Trimming with Phylopypruner resulted in removal of 108277 individual protein sequences (18.8% of the total number of sequences) from the individual protein alignment files used by Díaz-Escandón et al. (2022) for phylogeny reconstruction. In an analogous experiment, based on the 200 individual trimmed protein alignments used to build the alignment B, Phylopypruner deleted 88 individual gene sequences (0.38% of the total number of sequences). The programme removed more than 50% and 25% of sequences initially present in the individual protein alignments from, respectively, 153 and 353 individual alignment files used for phylogeny reconstruction by Díaz-Escandón et al. (2022) The analogous values calculated, based on the individual trimmed alignment files used here, were all zero.
Spot-checking gene trees with very long branches and blasting corresponding sequences vs. a local BLAST database containing sequences classified into orthologous groups by Orthofinder allowed us to identify 46 individual protein alignments used in Díaz-Escandón et al. (2022), wherein species of Pezizomycotina shown in the phylogram (Fig. 1) in the above paper were represented by paralogous sequences belonging to distinct orthologous groups as classified by Orthofinder. It should be noticed that this number is likely to be underestimated, since the sequences used for blasting were partial sequences taken from the alignments, which were automatically curated in the above study, which made an assignment of the BLAST query sequences to orthologous groups difficult in a large number of cases.
Reproduction of the Lichinomycetess.l. cluster reported by Díaz-Escandón et al. (2022)

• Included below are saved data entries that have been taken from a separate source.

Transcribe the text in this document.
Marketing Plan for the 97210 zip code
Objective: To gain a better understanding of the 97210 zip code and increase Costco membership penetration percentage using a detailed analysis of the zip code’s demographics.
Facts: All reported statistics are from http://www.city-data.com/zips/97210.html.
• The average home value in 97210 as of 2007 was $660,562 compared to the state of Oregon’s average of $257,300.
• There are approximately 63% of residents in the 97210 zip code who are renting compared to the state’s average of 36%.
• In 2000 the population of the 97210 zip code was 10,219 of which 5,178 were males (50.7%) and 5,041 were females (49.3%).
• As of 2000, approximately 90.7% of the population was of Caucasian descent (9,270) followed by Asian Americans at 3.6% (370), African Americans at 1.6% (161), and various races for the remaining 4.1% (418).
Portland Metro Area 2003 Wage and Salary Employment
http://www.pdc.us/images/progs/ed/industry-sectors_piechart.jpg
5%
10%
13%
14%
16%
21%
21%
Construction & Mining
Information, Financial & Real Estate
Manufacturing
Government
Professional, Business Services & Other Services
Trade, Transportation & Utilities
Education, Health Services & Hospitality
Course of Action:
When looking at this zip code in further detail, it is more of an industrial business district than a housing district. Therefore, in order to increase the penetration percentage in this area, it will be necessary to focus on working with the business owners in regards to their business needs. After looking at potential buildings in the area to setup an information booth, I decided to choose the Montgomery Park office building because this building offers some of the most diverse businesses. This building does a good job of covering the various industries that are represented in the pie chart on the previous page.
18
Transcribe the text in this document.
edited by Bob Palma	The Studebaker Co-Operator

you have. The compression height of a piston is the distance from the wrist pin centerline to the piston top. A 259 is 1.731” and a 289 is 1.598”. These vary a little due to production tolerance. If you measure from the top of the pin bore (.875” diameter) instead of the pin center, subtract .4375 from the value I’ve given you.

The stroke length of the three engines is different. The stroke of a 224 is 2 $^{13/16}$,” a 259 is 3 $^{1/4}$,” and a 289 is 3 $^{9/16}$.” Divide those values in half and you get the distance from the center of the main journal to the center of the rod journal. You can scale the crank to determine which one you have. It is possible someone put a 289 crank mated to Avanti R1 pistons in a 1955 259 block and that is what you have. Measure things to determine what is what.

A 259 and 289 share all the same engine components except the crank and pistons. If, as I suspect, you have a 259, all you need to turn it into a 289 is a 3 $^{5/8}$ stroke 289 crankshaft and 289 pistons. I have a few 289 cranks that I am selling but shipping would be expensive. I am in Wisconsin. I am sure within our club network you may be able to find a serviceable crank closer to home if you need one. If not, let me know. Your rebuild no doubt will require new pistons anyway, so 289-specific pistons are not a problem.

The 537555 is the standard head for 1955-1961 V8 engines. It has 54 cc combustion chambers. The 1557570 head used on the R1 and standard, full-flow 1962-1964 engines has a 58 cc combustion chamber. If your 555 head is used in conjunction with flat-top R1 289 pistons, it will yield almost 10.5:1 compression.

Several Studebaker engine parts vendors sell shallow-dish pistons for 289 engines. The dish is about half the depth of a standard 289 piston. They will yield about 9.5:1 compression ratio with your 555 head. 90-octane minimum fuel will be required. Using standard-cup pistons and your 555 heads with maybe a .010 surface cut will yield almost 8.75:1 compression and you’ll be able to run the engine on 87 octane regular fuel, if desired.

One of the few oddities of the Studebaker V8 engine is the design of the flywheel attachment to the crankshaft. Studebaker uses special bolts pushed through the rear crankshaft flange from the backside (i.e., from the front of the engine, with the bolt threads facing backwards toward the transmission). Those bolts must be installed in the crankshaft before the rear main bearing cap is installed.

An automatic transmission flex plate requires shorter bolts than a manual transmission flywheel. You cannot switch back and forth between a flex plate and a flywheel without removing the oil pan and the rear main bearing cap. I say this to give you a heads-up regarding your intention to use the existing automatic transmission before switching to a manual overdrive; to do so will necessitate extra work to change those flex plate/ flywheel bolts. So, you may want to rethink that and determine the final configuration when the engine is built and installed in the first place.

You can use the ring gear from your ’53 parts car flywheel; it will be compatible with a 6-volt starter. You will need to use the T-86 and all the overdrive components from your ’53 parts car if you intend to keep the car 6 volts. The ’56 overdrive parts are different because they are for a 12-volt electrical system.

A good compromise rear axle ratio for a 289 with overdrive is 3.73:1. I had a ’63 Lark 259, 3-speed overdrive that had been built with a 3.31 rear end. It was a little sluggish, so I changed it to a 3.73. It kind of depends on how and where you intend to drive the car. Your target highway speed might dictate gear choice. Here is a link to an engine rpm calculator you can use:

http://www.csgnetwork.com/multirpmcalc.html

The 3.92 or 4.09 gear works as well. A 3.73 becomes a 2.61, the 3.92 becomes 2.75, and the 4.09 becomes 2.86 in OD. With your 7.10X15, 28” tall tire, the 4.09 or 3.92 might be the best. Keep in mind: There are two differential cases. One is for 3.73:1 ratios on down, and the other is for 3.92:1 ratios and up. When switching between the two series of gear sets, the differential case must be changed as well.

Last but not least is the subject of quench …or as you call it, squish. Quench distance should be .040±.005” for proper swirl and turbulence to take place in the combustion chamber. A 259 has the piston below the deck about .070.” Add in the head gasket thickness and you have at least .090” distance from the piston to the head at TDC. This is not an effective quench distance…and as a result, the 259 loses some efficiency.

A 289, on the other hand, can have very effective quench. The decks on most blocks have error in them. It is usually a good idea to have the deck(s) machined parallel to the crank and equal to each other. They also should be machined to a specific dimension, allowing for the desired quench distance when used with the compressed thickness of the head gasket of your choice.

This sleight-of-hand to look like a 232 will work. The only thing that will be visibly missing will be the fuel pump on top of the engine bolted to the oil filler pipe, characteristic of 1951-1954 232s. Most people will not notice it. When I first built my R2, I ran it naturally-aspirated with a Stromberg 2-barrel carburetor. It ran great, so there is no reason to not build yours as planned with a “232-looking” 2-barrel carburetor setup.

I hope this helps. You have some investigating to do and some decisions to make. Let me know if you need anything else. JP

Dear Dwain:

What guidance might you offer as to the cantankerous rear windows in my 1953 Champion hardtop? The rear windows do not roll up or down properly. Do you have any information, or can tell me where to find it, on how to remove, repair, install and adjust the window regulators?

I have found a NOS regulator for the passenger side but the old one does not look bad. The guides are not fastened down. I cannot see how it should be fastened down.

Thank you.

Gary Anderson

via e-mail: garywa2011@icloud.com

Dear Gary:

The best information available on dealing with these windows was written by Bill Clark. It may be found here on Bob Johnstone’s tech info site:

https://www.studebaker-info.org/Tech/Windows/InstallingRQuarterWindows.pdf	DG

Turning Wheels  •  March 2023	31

With our data, we were able to recover the clade subtending all the species assigned to Lichinomycetes**s.l. by Díaz-Escandón et al. (2022). This result was obtained under the approximate Maximum Likelihood method of inference (as implemented in FastTree) with the LG and WAG models and a rate heterogeneity amongst sites modelled via “CAT” approximation, based on the untrimmed alignment assembled prior to removal of poorly-aligned alignment regions (alignment A). The internal topology of the above clade comprising 24 species was fully resolved in both experiments and was not in conflict with the hypothesis of relationship of these species within the Lichinomycetes**s.l. cluster as presented in Díaz-Escandón et al. (2022) in their fig. 1. An attempt to recover a branch subtending the same 24 species under the Maximum Likelihood method of inference, based on the alignment A under analogous LG+”CAT” and WAG+”CAT” models (as implemented in RaxML) and LG+G and WAG+G models (as implemented in IQ-TREE) were unsuccessful. Analogous attempts to recover the branch subtending Lichinomycetes**s.l. with the FastTree, RaxML and IQ-TREE programmes utilising the empirical LG and WAG substitution matrices, based on the curated alignments B and C failed. Comparison of log-likelihood values for the tree topologies recovered from the alignment A with FastTree, RaxML and IQ-TREE using the LG substitution matrix revealed that the value for the topology supporting the hypothesis of monophyletic Lichinomycetes**s.l. was the lowest as evaluated under an LG+G model (Table 1). Analogous evaluation of the results obtained under the WAG substitution matrix also indicated the lowest likelihood value for the topology supporting Lichinomycetes**s.l. (Table 1). Within both sets of tree topologies, one recovered under the LG matrix and the other recovered under the WAG matrix, the approximately unbiased (AU) test rejected the tree topologies supporting the hypothesis of monophyletic Lichinomycetes**s.l. at the significance level P = 0.05.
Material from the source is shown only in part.